|Renschler, C - UNIVERSITY AT BUFFALO|
|Vining, R - USDA-NRCS|
Submitted to: Hydrological Processes
Publication Type: Peer Reviewed Journal
Publication Acceptance Date: December 1, 2006
Publication Date: N/A
Interpretive Summary: In order to accurately predict how much soil erosion may occur due to natural rain storm events, climate generation prediction models are necessary, which use observed weather information and statistical relationships to create years of simulated daily weather. Random number generators are often used in these climate prediction models, and this paper describes problems with how well these generators perform. A solution to the problem is also demonstrated, in which a quality control approach is used to test numbers from the random number generators, and reject ones which greatly depart from the target statistical distribution. This research impacts developers and users of weather prediction models that are dependent upon random number generators. It also impacts scientists, conservationists, agency personnel, farmers, and others who may use the results of these weather predictions in wind or water erosion prediction models.
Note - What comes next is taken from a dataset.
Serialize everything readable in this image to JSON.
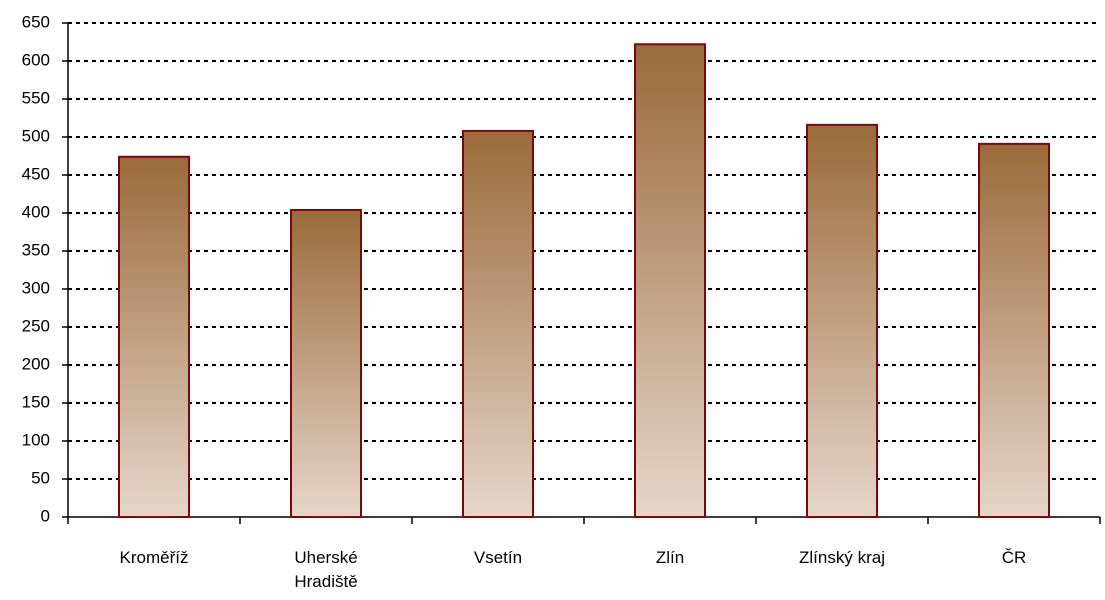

Technical Abstract: For decades stochastic modelers have used computerized random number generators to produce random numeric sequences fitting a specified statistical distribution. Unfortunately, none of the random number generators we tested satisfactorily produced the target distribution. The result is generated distributions whose mean even diverges from the mean used to generate them, regardless of the length of run. Non-uniform distributions from short sequences of random numbers are a major problem in stochastic climate generation because truly uniform distributions are required to produce the intended climate parameter distributions. In order to ensure generation of a representative climate with the stochastic weather generator CLIGEN within a 30 year run, we tested the climate output resulting from various random number generators. The resulting distributions of climate parameters showed significant departures from the target distributions in all cases. We traced this failure back to the uniform random number generators themselves. This paper proposes a quality control approach to select only those numbers that conform to the expected distribution being retained for subsequent use. The approach is based on goodness of fit analysis applied to the generated random numbers. Normally-distributed deviates are further tested with confidence interval tests on their means and standard deviations. The positive effect of the new approach on the generated climate characteristics and subsequent deterministic process-based hydrology and soil erosion modeling are illustrated for four climatologically diverse sites.